Distro Experience (8 Part Series)
I had always wanted to try “Mandriva Linux distribution” but never got the chance to try the original distribution hence when I got an old DVD of Mageia Linux, I wanted to try it out, it was a 6.1 GNOME version ISO. Later I also tried 7.1 Xfce ISO which I thought would look a more newer, light weight UI version.
Again as I just wanted to try it out before deciding if I wanted to dig further. My first impression of both impression was that the UI was very dated or should I say very stock. There is nothing wrong having a stock UI but both 6.1 GNOME and the 7.1 Xfce version in an effort to make a consistent UI ended up making a bit old.
After getting used to the stock UI the next then was checking out the list of softwares. One thing that I like in other Linux distributions and don’t like Mageia Linux GNOME 6.1 Version is instead of a Start Button it has something called “Activity” and that opens a search bar with set of standard softwares. And Icon based categorisation of software is was not very intuitive for me. But in Xfce 7.1 version this issue was resolved.
This is not a problem specific to “Mageia Linux” its something common to few other Linux distributions who choose this UI design (e.g. Ubuntu). But the biggest problem I had with both the GNOME and Xfce version of Mageia was that while running it on my 4GB VM all UI interactions were very slow and either I had to click multiple times at an Icon or it took some time to start a program. As a first impression it did not come across as a light weight OS and rightly they did not advertise it as one.
After the first impressions I wanted to explore its software catalog and also wanted to explore some of its stand out features. For me the best part of Mageia Linux was its extensive software Library for all your needs and its extensive documentation.
Be it from once you boot it for the first time or searching for its online documentation for which you will get a handy link. For each of its features the documentation was extensive.
Another feature that I liked about Mageia Linux was its “Magia Control Center” which was in addition to the Settings menu it has.
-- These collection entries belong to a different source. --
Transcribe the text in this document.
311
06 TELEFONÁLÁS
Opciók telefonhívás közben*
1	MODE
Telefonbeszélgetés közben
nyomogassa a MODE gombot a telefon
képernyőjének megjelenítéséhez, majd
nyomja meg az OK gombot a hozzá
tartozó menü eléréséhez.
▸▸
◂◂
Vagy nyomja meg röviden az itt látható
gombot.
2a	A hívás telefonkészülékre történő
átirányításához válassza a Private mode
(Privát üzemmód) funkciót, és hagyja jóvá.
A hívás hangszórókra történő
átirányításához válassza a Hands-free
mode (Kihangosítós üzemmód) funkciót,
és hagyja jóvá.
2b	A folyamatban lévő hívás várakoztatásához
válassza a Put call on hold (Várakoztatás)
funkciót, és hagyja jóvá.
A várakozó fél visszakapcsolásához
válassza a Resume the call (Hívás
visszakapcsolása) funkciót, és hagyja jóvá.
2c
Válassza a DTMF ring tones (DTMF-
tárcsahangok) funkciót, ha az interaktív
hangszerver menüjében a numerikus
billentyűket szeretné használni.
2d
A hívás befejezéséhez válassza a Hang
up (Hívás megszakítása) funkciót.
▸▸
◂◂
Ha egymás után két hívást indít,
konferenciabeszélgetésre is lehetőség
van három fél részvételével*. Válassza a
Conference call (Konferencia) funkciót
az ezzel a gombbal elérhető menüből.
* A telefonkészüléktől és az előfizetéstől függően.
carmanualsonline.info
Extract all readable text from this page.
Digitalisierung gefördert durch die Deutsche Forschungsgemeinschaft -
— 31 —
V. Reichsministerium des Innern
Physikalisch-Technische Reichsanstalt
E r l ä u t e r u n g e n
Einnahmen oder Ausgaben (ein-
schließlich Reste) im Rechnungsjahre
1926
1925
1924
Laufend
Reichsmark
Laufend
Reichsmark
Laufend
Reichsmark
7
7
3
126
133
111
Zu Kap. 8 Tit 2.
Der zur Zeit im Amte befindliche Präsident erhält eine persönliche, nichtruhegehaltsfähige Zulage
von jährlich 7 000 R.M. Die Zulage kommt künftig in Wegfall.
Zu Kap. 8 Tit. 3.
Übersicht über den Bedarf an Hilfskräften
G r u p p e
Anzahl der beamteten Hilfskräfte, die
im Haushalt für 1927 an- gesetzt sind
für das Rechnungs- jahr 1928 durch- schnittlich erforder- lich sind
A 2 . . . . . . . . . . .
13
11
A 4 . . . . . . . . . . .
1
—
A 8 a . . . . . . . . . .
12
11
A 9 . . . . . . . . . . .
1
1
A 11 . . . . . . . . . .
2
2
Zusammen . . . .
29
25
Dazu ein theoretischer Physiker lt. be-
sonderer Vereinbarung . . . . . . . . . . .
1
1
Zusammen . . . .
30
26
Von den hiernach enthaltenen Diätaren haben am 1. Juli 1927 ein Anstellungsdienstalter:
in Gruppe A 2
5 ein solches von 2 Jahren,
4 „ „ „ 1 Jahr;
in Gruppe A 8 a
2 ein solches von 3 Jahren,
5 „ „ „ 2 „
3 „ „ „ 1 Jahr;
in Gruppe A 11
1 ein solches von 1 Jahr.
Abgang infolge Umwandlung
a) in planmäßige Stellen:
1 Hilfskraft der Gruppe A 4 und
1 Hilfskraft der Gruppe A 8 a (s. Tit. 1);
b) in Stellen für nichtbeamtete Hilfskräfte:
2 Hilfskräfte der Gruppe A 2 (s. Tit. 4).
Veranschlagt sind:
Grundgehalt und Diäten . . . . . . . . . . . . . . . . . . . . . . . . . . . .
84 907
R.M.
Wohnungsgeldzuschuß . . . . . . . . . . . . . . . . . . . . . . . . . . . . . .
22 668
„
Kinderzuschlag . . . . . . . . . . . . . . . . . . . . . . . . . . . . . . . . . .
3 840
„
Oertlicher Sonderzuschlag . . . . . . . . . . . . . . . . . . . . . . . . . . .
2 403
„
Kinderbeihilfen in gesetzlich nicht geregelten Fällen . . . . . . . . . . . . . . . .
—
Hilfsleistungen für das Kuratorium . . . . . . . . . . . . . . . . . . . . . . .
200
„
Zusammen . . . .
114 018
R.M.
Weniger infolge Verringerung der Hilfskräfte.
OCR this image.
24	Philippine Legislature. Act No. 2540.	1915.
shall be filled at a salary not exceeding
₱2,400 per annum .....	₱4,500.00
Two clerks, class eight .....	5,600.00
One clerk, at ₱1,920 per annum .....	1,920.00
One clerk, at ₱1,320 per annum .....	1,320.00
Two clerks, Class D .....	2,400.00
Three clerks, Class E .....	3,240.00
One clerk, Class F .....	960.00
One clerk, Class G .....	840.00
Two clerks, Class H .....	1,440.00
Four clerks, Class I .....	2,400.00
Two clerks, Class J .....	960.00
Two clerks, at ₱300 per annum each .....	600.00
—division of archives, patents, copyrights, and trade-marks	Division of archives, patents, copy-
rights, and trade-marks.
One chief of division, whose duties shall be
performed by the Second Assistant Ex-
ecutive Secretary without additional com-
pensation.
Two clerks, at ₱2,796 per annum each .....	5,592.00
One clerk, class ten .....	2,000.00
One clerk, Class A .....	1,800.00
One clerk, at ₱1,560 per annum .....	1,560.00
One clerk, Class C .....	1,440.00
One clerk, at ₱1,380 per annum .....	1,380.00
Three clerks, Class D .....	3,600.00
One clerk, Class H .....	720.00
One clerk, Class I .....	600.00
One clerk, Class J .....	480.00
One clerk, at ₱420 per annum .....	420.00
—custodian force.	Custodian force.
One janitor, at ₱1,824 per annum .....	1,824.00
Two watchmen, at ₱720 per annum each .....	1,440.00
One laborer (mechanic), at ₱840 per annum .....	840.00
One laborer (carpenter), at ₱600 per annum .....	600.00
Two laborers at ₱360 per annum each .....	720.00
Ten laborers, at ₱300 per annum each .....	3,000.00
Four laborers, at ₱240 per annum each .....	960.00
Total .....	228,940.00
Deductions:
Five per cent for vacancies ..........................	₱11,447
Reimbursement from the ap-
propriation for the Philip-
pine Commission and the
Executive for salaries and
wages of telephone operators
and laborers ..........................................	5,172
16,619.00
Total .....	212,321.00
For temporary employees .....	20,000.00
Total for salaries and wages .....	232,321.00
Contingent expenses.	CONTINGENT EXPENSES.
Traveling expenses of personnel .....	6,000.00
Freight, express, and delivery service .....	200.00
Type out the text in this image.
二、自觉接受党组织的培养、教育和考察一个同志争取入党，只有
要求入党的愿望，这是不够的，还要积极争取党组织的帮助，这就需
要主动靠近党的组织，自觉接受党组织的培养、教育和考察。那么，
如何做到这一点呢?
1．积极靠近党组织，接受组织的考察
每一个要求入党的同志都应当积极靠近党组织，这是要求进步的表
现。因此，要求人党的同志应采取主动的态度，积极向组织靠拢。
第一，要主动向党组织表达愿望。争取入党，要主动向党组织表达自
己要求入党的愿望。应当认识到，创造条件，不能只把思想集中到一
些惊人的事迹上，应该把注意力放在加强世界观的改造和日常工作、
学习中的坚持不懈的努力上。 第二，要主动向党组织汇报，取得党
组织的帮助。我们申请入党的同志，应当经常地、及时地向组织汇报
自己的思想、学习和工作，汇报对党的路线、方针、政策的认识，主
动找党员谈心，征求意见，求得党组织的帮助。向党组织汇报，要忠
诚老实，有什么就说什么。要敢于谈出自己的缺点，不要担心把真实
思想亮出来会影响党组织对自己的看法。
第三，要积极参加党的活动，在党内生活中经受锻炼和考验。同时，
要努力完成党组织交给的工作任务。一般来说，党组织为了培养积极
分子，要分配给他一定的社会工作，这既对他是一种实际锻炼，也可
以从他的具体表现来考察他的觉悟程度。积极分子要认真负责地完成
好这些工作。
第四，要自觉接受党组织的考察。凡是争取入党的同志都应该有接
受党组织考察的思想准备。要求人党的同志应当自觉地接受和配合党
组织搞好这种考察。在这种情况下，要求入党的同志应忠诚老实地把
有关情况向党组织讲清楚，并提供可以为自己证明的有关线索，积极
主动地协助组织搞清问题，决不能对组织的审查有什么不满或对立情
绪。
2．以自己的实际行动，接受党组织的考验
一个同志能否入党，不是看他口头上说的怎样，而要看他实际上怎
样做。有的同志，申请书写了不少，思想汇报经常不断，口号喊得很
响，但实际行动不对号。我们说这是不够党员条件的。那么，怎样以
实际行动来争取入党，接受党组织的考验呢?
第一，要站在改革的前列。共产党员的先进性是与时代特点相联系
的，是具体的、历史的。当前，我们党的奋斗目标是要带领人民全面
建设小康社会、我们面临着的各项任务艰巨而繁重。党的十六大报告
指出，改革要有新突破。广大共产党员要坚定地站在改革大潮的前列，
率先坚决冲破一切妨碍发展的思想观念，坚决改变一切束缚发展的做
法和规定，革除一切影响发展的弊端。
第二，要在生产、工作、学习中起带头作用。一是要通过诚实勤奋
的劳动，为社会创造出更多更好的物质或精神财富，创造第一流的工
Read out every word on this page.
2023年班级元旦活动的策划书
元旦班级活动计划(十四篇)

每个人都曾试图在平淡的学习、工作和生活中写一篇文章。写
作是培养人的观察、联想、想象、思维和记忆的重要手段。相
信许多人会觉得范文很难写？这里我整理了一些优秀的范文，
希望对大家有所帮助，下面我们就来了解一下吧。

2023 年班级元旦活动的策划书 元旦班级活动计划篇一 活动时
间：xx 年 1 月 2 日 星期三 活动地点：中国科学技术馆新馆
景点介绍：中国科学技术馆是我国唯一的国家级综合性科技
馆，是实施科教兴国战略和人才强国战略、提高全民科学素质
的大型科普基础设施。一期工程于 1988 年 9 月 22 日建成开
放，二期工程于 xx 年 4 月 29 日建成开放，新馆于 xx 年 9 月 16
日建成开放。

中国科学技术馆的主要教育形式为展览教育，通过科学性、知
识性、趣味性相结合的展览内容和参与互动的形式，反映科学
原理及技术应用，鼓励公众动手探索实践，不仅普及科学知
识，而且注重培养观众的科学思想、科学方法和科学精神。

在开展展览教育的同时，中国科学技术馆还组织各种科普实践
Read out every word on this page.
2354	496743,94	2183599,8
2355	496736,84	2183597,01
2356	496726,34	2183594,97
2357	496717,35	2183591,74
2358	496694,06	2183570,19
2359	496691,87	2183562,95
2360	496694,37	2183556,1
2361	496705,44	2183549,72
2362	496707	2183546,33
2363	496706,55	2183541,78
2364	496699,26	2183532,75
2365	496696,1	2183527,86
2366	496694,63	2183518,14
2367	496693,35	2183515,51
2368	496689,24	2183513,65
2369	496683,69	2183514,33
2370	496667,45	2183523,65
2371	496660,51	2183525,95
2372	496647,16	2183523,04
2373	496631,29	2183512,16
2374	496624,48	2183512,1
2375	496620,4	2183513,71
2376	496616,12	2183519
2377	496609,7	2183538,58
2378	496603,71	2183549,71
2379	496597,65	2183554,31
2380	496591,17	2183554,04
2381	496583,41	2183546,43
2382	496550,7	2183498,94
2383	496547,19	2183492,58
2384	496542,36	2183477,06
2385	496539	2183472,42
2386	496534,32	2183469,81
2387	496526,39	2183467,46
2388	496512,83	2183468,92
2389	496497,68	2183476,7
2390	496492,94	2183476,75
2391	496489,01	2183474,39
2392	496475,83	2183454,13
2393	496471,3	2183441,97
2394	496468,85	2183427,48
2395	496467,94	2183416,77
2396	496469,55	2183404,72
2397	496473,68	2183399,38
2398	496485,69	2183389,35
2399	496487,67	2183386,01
The Control Center makes some of the setups e.g. for Hardware / Software /Network / Disk & Security setup easier which would make the maintenance of your system easier.
The most important feature for me was the support of yum package manager from command line. Personally I like command line to install packages and softwares and to have the familiar yum package manager from RedHat, Fedora and CentOS in Magia made me feel at home.
For me the deal maker was the blue colour theme and the familiar stock Linux UI from many years back but the slow performance of the UI interactions and sometimes confusing UI navigation was the deal breaker. But if I have to choose a yum based Linux distribution which is not Fedora, Redhat or Cent OS, I may choose Mageia. Finally my high respect for the community behind Mageia for continuing the legacy of Mandriva Linux.